Beobachtung 1: Innovationskultur & Innovationsinfrastruktur

Boston gilt als einer der führendenden Innovation Hotspots weltweit. Mit der Harvard University, dem Massachusetts Institute of Technology (MIT), dem Boston Innovation District und nicht zuletzt unserer Partnerhochschule Boston University sowie vielen technologiebasierten Weltmarktführern existiert dort ein einzigartiges Eco-System, in dem sich die Akteure gegenseitig befruchten und das immer wieder mit disruptiven Innovationen aufwarten kann. Es besteht eine vitale Innovation Community, die sich Innovation zum Tagesgeschäft gemacht hat. Täglich finden mehrere Events im Bereich Innovation & Entrepreneurship statt und selbst die Bürger der Stadt Boston nehmen aktiv daran teil. Aktuelle Events werden hier veröffentlicht.

Ein wichtiger Teil der Innovationskultur ist das Networking. Als Währung werden Kontakte und Netzwerke eingebracht, man spricht von der sogenannten „Relationship Equity“. Deshalb umgeben sich erfolgreiche Unternehmer mit interessanten Persönlichkeiten. Dabei wird immer wieder die Fähigkeit von Entrepreneuren, gut mit anderen Menschen umgehen zu können, als sehr wichtig genannt. Insbesondere die gegenseitige Hilfsbereitschaft, die eine Geschäftsidee häufig ergänzen kann, führt zum Vorankommen von Ventures durch neue Kontakte und Know-how. Selbst in der Beziehung zwischen Investoren und Unternehmen spielt dies eine wichtige Rolle.

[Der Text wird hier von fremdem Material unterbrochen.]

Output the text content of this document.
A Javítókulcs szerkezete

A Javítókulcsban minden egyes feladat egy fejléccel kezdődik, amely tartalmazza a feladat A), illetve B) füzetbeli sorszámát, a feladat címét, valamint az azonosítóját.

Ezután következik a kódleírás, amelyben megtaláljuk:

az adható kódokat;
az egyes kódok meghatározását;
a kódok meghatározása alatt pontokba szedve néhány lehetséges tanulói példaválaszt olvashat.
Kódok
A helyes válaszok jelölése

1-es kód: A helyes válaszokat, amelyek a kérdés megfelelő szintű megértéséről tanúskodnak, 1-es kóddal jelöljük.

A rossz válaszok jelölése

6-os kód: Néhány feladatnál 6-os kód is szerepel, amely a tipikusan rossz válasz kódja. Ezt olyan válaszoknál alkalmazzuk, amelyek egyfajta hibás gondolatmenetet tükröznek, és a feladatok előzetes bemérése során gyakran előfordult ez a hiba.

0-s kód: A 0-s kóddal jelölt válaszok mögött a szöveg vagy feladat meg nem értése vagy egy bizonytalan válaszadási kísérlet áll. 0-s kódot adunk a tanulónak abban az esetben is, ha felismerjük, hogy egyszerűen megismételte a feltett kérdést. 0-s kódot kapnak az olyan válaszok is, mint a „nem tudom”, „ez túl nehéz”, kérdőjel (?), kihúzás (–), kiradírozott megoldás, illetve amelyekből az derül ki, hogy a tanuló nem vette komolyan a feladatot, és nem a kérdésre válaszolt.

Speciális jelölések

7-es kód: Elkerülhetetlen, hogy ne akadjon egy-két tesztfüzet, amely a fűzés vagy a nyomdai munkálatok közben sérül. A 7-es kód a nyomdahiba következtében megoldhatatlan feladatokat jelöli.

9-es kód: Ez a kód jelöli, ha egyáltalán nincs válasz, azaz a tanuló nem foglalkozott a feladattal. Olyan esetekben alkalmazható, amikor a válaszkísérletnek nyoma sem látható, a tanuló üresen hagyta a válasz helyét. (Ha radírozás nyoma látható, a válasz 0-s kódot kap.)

Entrepreneure stellen häufig die Frage: „Was machen Sie als Investor, wenn es dem Start-up mal nicht so gut geht?“.

Insgesamt entsteht in Boston der Eindruck einer fortwährenden Aufbruchsstimmung von Tüftlern und Entdeckern, die ganz in der Tradition von Christoph Kolumbus nach immer Neuem Ausschau halten.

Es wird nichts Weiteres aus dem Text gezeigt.